È necessario perseguire un utilizzo sicuro e responsabile dell’AI nel campo della protezione dei dati personali.
Lo sviluppo dell’intelligenza artificiale crea interesse ma anche inquietudine negli operatori del campo della protezione dei dati. L’etica dovrebbe governarne l’impiego, ma le imprese perseguono il profitto, dunque servono regole chiare e applicabili, nonché controlli efficaci.
È ciò che emerge dal sondaggio Federprivacy condotto su 803 addetti ai lavori. Il 78,3% dei partecipanti concorda sulla necessità di trovare un equilibrio tra rispetto della privacy degli individui e apertura all’innovazione, mentre il 73,9% ritiene che gli attuali profili sanzionatori siano adeguati, ma occorre farli rispettare. Solo il 4,1% ritiene che si debba aumentare l’entità delle sanzioni, e il 21,6% pensa che si debbano adottare misure punitive diverse, tra cui provvedimenti penali.
Il punto sull’impatto della normativa
Il Gdpr, secondo il 29% dei rispondenti, non ha cambiato le cose, mentre il 63,5% afferma che la situazione generale della compliance è migliorata, anche grazie alle sanzioni più severe. Come emerge dall’indagine, l’aspetto negativo di questo regolamento è la scarsa attenzione alle Pmi e microimprese (56,9%), anche se per il 32,6% degli operatori il suo pregio consiste proprio nell’aver definito regole uguali per tutti.
Il parere sui numerosi regolamenti emanati dall’Unione Europea è controverso: Digital Services Act (DSA), Data Governance Act (DGA), Data Act (DA), Artificial Intelligence Act (AI Act), Digital Market Act (DMA), Cyber Resilience Act (CRA) per il 6,4% degli addetti ai lavori sono una complicazione aggiuntiva e non promuoveranno la compliance (27%), ma c’è un 40,2% di risposte che invece esprime fiducia nella possibilità che questo succeda.
Rispetto alla AI, ciò che secondo il 55,2% dei rispondenti ne garantirebbe la sostenibilità, è la possibilità per gli utenti di ottenere l’intervento umano. Il 35,8% mette in cima alle priorità la garanzia concreta dei diritti delle persone, e l’8,8% il tempestivo intervento delle autorità di tutela.
I rischi sono l’erosione dei diritti fondamentali (50,5%), la sorveglianza eccessiva (49,4%), la paralisi generalizzata in caso di blackout (40%), l’obbligo di usare l'AI senza alternative, con il rischio di rimanere esclusi (37,3%) o di discriminazioni (26,8%).
In cerca di etica e garanzie
Come favorire la sostenibilità tecnologica? Prima di tutto mettendo l’uomo al centro (70,1%), in maniera etica. Poi promuovendo l’educazione digitale (66,6%), l’uso etico dell'AI (63%) e garantendo l’inclusione (30,1%).

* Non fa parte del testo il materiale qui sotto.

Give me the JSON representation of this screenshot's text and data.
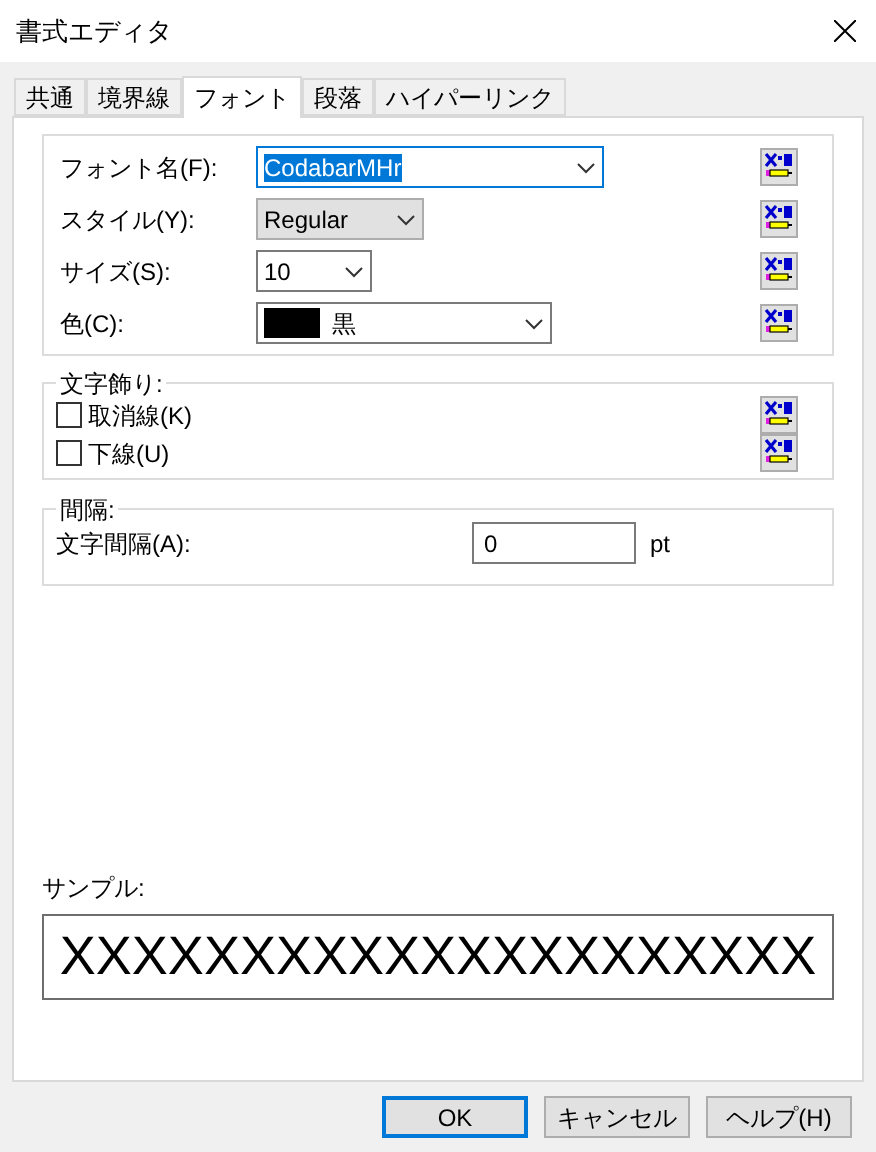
{
  "window": {
    "title": "書式エディタ"
  },
  "tabs": [
    {
      "label": "共通",
      "selected": false
    },
    {
      "label": "境界線",
      "selected": false
    },
    {
      "label": "フォント",
      "selected": true
    },
    {
      "label": "段落",
      "selected": false
    },
    {
      "label": "ハイパーリンク",
      "selected": false
    }
  ],
  "font_fields": [
    {
      "label": "フォント名(F):",
      "kind": "editable",
      "value": "CodabarMHr",
      "focused": true
    },
    {
      "label": "スタイル(Y):",
      "kind": "dropdown",
      "value": "Regular",
      "focused": false
    },
    {
      "label": "サイズ(S):",
      "kind": "editable",
      "value": "10",
      "focused": false
    },
    {
      "label": "色(C):",
      "kind": "color",
      "value": "黒",
      "color": "#000000",
      "focused": false
    }
  ],
  "decoration": {
    "title": "文字飾り:",
    "options": [
      {
        "label": "取消線(K)",
        "checked": false
      },
      {
        "label": "下線(U)",
        "checked": false
      }
    ]
  },
  "spacing": {
    "title": "間隔:",
    "label": "文字間隔(A):",
    "value": "0",
    "unit": "pt"
  },
  "sample": {
    "label": "サンプル:",
    "text": "XXXXXXXXXXXXXXXXXXXXX"
  },
  "buttons": [
    {
      "label": "OK",
      "default": true
    },
    {
      "label": "キャンセル",
      "default": false
    },
    {
      "label": "ヘルプ(H)",
      "default": false
    }
  ]
}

La strategia più efficace per ottenere più legalità è quella che punta su codici di condotta, certificazioni e modelli di privacy by design (66,3%), e sull’aumento delle attività ispettive del Garante per la protezione dei dati personali (43,2%). Importante anche la cooperazione con autorità estere (33,1%).
A conclusione del sondaggio, il 71,8% dei partecipanti pensa che la AI porti certamente opportunità, ma altrettanti grattacapi.